Are you efficient at checking things off your to-do list, or are you truly effective in getting the right things done? It’s important to know the difference between efficiency and effectiveness – and to take steps toward the latter if you hope to maximize your career success. I’ve compiled some of the most easy-to-implement methods to produce superior results in improving your personal effectiveness (and overall productivity).
Here are five essential – yet counterintuitive – ways to improve your on-the-job effectiveness:
1. Don’t start your day with email.
Jumping into email first thing in the morning is a sure way to let other people’s agendas trump your own work objectives. It’s easy to spend a whole day responding to non-urgent requests and emptying your inbox, while never getting to any of your key deliverables. Instead, Sarah Walton, CEO of Better Way Moms, recommends taking three minutes each evening before you leave the office to write down your thoughts on the most important tasks for the next day.
“When you get to your desk in the morning, sit down for 10 seconds, take a sip of coffee or tea and breathe,” Walton says. “Then look over your to-do list from the previous evening and prioritize that. Once you have those priorities straight, then go into your inbox and see what else needs your attention.”
2. Master the details.
Research has shown that having goals that are too broad at the beginning of your career can cause you to lose effectiveness. While you may be eager to step into a bigger game, honing in on more detailed work and mastering a narrow area first can be a smarter strategy to make the most effective use of your time at work.
Scott C. Hammond, a professor of management at Utah State University, believes that going broad too early without establishing a reputation for expertise can be a bad move when it comes to effectiveness. “The devil is not in the details,” Hammond says. “Be a champion of small things that make a big difference before you are a champion of big things that make a big difference.”
3. Harness group brainpower.
Putting heads together helps increase your effectiveness at creativity and idea generation. Brainstorming sessions are an amazing way to collect a wide range of options in a short period.
To save time and avoid scheduling meetings for groupthink, consider following the lead of Bryan Mattimore, co-founder of The Growth Engine Company. Mattimore’s company devised a technique that relies on posting a whiteboard in a public area, such as a conference room or cafeteria. Team members use the whiteboard to solicit suggestions from colleagues on issues for which they’d like fresh input. To add a sense of urgency, participants can set a deadline for each challenge. When you implement the group’s best ideas, you’re effectively increasing your bandwidth without adding any hours to your day.

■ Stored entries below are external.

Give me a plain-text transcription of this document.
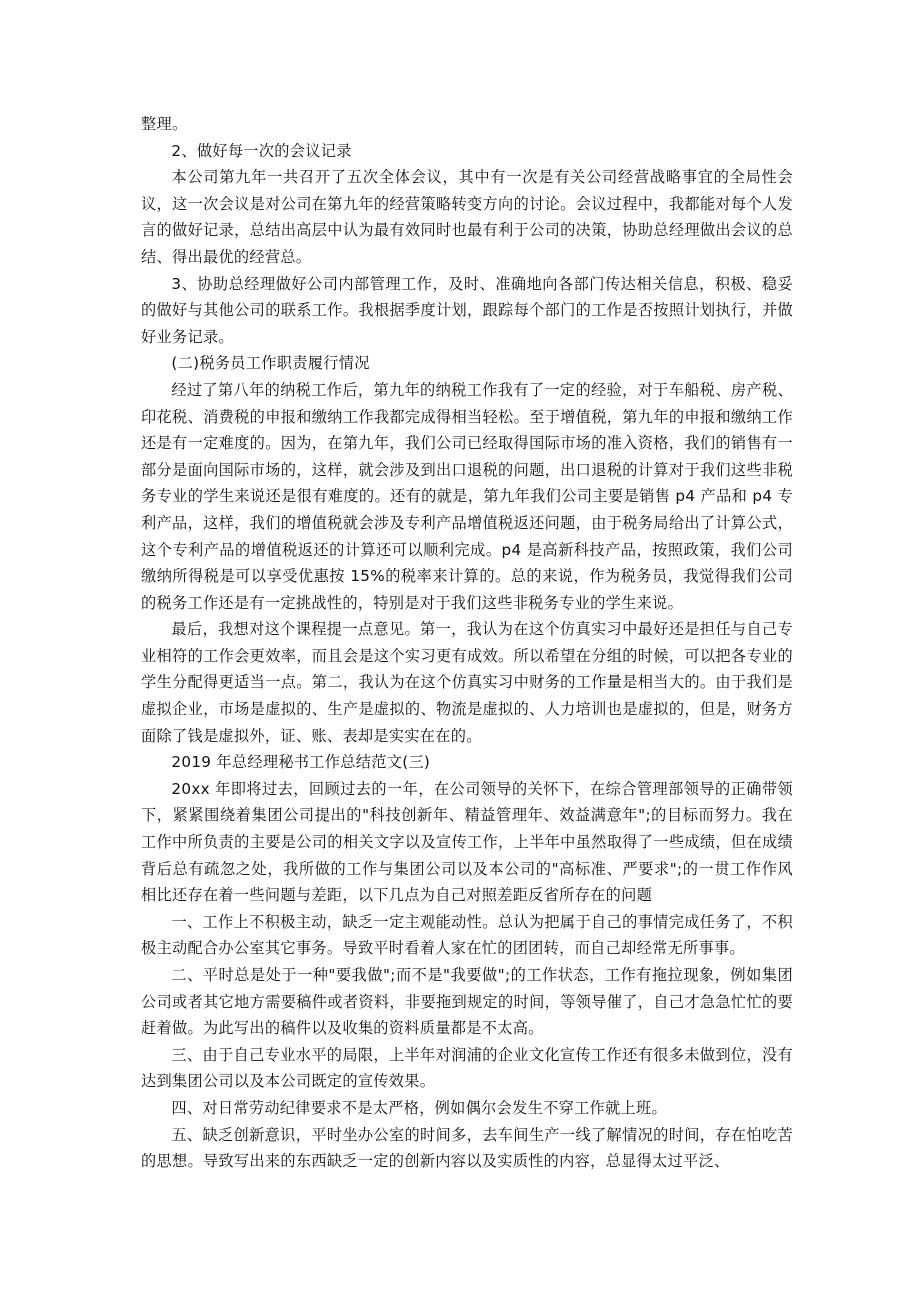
整理。

2、做好每一次的会议记录

本公司第九年一共召开了五次全体会议，其中有一次是有关公司经营战略事宜的全局性会议，这一次会议是对公司在第九年的经营策略转变方向的讨论。会议过程中，我都能对每个人发言的做好记录，总结出高层中认为最有效同时也最有利于公司的决策，协助总经理做出会议的总结、得出最优的经营总。

3、协助总经理做好公司内部管理工作，及时、准确地向各部门传达相关信息，积极、稳妥的做好与其他公司的联系工作。我根据季度计划，跟踪每个部门的工作是否按照计划执行，并做好业务记录。

(二)税务员工作职责履行情况

经过了第八年的纳税工作后，第九年的纳税工作我有了一定的经验，对于车船税、房产税、印花税、消费税的申报和缴纳工作我都完成得相当轻松。至于增值税，第九年的申报和缴纳工作还是有一定难度的。因为，在第九年，我们公司已经取得国际市场的准入资格，我们的销售有一部分是面向国际市场的，这样，就会涉及到出口退税的问题，出口退税的计算对于我们这些非税务专业的学生来说还是很有难度的。还有的就是，第九年我们公司主要是销售 p4 产品和 p4 专利产品，这样，我们的增值税就会涉及专利产品增值税返还问题，由于税务局给出了计算公式，这个专利产品的增值税返还的计算还可以顺利完成。p4 是高新科技产品，按照政策，我们公司缴纳所得税是可以享受优惠按 15%的税率来计算的。总的来说，作为税务员，我觉得我们公司的税务工作还是有一定挑战性的，特别是对于我们这些非税务专业的学生来说。

最后，我想对这个课程提一点意见。第一，我认为在这个仿真实习中最好还是担任与自己专业相符的工作会更效率，而且会是这个实习更有成效。所以希望在分组的时候，可以把各专业的学生分配得更适当一点。第二，我认为在这个仿真实习中财务的工作量是相当大的。由于我们是虚拟企业，市场是虚拟的、生产是虚拟的、物流是虚拟的、人力培训也是虚拟的，但是，财务方面除了钱是虚拟外，证、账、表却是实实在在的。

2019 年总经理秘书工作总结范文(三)

20xx 年即将过去，回顾过去的一年，在公司领导的关怀下，在综合管理部领导的正确带领下，紧紧围绕着集团公司提出的"科技创新年、精益管理年、效益满意年";的目标而努力。我在工作中所负责的主要是公司的相关文字以及宣传工作，上半年中虽然取得了一些成绩，但在成绩背后总有疏忽之处，我所做的工作与集团公司以及本公司的"高标准、严要求";的一贯工作作风相比还存在着一些问题与差距，以下几点为自己对照差距反省所存在的问题

一、工作上不积极主动，缺乏一定主观能动性。总认为把属于自己的事情完成任务了，不积极主动配合办公室其它事务。导致平时看着人家在忙的团团转，而自己却经常无所事事。

二、平时总是处于一种"要我做";而不是"我要做";的工作状态，工作有拖拉现象，例如集团公司或者其它地方需要稿件或者资料，非要拖到规定的时间，等领导催了，自己才急急忙忙的要赶着做。为此写出的稿件以及收集的资料质量都是不太高。

三、由于自己专业水平的局限，上半年对润浦的企业文化宣传工作还有很多未做到位，没有达到集团公司以及本公司既定的宣传效果。

四、对日常劳动纪律要求不是太严格，例如偶尔会发生不穿工作就上班。

五、缺乏创新意识，平时坐办公室的时间多，去车间生产一线了解情况的时间，存在怕吃苦的思想。导致写出来的东西缺乏一定的创新内容以及实质性的内容，总显得太过平泛、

4. Take a 15-minute breather.
The last thing anyone feels like doing when they’re on a roll with an important project is to rest and regroup. But research shows that taking short breaks throughout the day can keep you from losing steam and burning out on a task. A brief break of 15 minutes or so every few hours can keep you mentally fresher, which in turn fuels productivity, improves decision-making and reactivates your interest in the project’s goals.

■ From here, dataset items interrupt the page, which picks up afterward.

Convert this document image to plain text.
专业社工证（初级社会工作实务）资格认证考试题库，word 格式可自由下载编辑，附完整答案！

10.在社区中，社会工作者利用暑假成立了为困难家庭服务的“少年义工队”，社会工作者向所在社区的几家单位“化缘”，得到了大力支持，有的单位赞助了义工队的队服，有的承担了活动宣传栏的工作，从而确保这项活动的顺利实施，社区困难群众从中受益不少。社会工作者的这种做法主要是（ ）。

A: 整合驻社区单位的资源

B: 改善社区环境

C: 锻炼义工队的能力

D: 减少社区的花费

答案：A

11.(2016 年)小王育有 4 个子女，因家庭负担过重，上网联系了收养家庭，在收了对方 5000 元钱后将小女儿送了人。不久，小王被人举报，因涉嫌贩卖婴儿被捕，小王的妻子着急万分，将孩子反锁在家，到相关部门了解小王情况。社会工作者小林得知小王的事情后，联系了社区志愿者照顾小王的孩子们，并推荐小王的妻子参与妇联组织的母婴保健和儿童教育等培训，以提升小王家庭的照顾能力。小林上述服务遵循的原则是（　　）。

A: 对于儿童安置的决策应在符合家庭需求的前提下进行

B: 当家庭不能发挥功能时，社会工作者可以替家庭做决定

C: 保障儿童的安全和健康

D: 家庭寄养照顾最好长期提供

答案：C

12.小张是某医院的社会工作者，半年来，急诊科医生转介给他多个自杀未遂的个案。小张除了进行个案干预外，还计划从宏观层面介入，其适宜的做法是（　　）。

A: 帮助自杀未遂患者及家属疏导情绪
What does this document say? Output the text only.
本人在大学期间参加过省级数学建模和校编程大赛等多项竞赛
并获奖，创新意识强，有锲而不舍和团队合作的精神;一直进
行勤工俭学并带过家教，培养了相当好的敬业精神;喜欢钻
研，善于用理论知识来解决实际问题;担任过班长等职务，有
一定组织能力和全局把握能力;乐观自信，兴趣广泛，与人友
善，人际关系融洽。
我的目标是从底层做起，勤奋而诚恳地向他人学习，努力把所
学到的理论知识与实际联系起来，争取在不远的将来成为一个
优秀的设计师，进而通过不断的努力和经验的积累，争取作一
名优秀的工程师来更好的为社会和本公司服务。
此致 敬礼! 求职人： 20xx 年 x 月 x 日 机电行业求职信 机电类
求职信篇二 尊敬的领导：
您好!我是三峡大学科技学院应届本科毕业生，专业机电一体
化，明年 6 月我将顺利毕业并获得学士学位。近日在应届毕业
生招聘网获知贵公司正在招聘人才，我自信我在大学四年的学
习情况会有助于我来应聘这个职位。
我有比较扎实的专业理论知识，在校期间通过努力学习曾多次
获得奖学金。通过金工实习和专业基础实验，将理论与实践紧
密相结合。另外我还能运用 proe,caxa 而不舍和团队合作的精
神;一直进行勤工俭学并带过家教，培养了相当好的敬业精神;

Active breaks have been found to be particularly effective in helping to increase your energy level and maintain more effective focus throughout the day. So get up from the computer, and walk or run an errand for best results. If you can’t pry yourself away, try a mindfulness app like Salute the Desk to help you stretch and relax while chair-bound.
5. Expect interruptions.
A major problem with effective planning is that people overschedule and overcommit, thinking they’ll be able to accomplish much more than anyone reasonably could do in one day. Part of the issue is that every workday has interruptions, and those aren’t built into your time table. Walton advises scheduling a full 40 percent of your time in the office for interruptions.
While that may seem like a huge chunk of your working hours, having 60 percent of your day for actual tasks is probably more realistic than expecting to have the full 100 percent. Knowing this, you can make much more effective use of the actual time available. “This is so hard for people to do, but it’s incredibly effective once it’s a habit,” Walton says. “If you have a task that is going to take you an hour, schedule an hour and 25 minutes for the task. That way, if you get an important interruption during the task, you can take 25 minutes to handle it and still be on time with your first task.”